In the Old Testament God begins with a single couple, Adam and Eve. He puts them in a perfect world with certain rules to obey. They flunk! The first eleven chapters of Genesis mostly record one failure after another. God punishes Adam and Eve, destroys the world with a massive flood, and smashes a misguided rebellion at the tower of Babel.
God reaches down and selects a man named Abraham, to whom He gives some extraordinary promises. He promises that Abraham's descendants will some siku become as numerous as sand on a beach, and that they will grow to become a mighty nation with their own land. Thus God focuses in on one particular set of people, the Jews.
From Genesis on, most of the Old Testament concerns the Jews. Have wewe ever wondered why our Bible contains so much meticulous detail on the history and culture of the Jews? They have always been a key part of God's plan to prepare the world for the coming of Christ! God has a special role for the Jewish race to play in history, and so He carefully works with them.
Within several generations Abraham's descendants begin to proliferate. Soon there are twelve tribes of Israel, and God leads them out of slavery in the remarkable drama of Exodus. Forty years of wandering in the desert occur before the disgruntled tribes can be molded into a group with the unity and spirit God needs.

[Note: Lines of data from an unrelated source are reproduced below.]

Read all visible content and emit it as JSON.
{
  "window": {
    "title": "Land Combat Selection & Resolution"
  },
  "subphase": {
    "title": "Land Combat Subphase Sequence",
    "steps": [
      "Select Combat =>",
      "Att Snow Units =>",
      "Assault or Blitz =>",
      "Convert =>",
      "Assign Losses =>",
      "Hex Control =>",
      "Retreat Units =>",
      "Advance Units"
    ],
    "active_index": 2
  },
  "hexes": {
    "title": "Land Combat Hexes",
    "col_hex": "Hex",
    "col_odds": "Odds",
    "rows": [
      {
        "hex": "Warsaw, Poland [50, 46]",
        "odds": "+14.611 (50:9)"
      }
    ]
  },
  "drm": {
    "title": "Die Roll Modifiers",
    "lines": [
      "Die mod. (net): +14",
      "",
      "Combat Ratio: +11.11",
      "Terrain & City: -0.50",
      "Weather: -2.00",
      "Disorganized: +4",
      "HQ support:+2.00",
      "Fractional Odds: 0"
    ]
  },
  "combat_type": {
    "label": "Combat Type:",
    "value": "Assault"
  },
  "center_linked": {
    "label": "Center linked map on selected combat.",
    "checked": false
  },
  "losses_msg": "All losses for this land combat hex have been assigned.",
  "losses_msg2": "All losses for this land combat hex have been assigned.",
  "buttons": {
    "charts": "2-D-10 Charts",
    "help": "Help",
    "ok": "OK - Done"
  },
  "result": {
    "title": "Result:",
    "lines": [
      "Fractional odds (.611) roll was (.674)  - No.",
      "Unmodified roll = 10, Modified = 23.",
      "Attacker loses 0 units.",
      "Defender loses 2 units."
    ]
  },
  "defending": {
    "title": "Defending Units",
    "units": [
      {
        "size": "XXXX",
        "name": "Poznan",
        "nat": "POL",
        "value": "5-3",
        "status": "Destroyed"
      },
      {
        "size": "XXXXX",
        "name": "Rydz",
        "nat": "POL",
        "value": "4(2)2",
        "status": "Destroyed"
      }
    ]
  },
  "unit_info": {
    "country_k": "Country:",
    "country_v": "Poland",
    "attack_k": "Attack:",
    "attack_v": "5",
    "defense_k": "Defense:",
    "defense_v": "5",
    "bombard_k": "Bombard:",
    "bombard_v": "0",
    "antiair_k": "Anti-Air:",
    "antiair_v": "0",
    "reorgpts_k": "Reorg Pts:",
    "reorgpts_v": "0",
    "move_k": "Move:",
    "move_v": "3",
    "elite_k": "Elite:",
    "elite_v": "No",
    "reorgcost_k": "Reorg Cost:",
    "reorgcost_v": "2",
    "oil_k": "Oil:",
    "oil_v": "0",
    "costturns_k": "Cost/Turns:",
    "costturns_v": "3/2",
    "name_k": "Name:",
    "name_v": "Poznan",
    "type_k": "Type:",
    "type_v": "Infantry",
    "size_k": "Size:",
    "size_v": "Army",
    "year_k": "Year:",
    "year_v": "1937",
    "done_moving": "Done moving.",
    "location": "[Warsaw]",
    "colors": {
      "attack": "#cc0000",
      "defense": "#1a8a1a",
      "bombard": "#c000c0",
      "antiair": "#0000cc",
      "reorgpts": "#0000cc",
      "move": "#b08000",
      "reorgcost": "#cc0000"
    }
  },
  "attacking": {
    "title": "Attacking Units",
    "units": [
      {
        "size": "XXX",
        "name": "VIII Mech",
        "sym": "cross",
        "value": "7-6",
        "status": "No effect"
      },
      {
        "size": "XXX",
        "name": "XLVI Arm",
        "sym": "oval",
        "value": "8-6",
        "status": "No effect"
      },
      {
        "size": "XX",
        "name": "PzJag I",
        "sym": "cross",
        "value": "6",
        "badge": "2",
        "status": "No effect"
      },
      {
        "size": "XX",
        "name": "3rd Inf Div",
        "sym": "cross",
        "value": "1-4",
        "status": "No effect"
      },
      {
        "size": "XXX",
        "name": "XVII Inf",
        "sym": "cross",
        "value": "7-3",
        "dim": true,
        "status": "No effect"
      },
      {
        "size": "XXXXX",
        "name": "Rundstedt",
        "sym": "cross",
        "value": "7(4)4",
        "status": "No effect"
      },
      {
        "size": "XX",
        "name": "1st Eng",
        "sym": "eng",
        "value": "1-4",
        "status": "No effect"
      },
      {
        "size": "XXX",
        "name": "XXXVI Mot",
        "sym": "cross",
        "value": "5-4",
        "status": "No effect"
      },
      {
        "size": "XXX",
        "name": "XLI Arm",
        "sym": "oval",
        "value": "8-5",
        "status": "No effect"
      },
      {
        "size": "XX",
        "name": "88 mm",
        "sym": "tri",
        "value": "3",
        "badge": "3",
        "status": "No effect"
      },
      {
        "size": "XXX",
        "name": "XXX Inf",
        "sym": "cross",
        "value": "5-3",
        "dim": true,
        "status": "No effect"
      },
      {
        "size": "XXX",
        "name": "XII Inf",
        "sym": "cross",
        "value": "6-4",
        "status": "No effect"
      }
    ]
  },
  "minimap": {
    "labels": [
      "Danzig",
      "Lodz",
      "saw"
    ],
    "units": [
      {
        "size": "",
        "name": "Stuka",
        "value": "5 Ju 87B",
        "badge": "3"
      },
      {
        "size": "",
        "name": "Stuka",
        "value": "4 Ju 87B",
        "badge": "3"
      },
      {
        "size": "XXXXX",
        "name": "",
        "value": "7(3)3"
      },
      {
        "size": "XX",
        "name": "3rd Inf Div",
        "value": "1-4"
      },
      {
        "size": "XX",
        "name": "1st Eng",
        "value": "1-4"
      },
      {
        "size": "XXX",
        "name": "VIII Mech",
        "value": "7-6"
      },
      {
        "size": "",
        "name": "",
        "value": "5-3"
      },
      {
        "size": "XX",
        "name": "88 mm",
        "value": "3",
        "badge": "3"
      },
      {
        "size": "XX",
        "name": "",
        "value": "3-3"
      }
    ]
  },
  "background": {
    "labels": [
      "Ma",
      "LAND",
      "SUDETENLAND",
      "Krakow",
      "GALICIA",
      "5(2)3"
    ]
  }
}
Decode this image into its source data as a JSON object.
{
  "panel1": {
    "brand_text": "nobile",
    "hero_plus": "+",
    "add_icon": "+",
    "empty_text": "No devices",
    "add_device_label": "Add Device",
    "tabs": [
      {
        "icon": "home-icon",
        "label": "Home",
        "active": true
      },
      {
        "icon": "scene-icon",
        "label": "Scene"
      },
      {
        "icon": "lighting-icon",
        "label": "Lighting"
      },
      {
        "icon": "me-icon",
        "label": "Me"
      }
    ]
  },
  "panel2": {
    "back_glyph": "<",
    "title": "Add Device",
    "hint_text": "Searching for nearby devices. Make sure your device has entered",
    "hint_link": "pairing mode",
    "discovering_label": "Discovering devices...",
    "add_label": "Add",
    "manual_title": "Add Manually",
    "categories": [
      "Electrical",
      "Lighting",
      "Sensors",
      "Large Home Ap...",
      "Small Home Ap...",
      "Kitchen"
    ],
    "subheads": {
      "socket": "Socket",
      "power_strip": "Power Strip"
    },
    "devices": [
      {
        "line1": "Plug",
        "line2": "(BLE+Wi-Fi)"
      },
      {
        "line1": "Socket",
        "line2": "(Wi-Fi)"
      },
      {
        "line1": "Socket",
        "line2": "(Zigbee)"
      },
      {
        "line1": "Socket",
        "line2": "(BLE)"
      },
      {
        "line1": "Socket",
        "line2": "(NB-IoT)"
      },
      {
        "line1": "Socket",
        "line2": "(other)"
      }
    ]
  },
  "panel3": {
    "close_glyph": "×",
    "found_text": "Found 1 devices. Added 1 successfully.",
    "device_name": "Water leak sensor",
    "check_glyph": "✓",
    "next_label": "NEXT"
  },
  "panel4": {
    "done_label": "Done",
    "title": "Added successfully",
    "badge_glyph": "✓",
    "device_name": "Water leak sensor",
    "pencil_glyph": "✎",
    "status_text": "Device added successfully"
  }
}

In these first five books, God gathers hundreds of thousands of freed Israelis and gives them a culture. He intends far zaidi than simply creating a nation as a world curiosity. He wants to set apart a nation He can call His people -- so that all over the world when the word Israelite is mentioned, everyone would know "they belong to Jehovah, the Lord God." In creating that culture, God outlines rules concerning health, food, dress, and behavior. These rules and the early Jewish history occupy the first five vitabu of the Bible.
How should we study the first five vitabu of the Bible? Are they merely an interesting history lesson? They must be zaidi because Jesus and Paul and the disciples constantly refer back to God's Word in these books. There are several effective ways of studying this material.
God reaches down and selects a man named Abraham, to whom He gives some extraordinary promises. He promises that Abraham's descendants will some siku become as numerous as sand on a beach, and that they will grow to become a mighty nation with their own land. Thus God focuses in on one particular set of people, the Jews.
From Genesis on, most of the Old Testament concerns the Jews. Have wewe ever wondered why our Bible contains so much meticulous detail on the history and culture of the Jews? They have always been a key part of God's plan to prepare the world for the coming of Christ! God has a special role for the Jewish race to play in history, and so He carefully works with them.
Within several generations Abraham's descendants begin to proliferate. Soon there are twelve tribes of Israel, and God leads them out of slavery in the remarkable drama of Exodus. Forty years of wandering in the desert occur before the disgruntled tribes can be molded into a group with the unity and spirit God needs.
In these first five books, God gathers hundreds of thousands of freed Israelis and gives them a culture. He intends far zaidi than simply creating a nation as a world curiosity. He wants to set apart a nation He can call His people -- so that all over the world when the word Israelite is mentioned, everyone would know "they belong to Jehovah, the Lord God." In creating that culture, God outlines rules concerning health, food, dress, and behavior. These rules and the early Jewish history occupy the first five vitabu of the Bible.
How should we study the first five vitabu of the Bible? Are they merely an interesting history lesson? They must be zaidi because Jesus and Paul and the disciples constantly refer back to God's Word in these books. There are several effective ways of studying this material.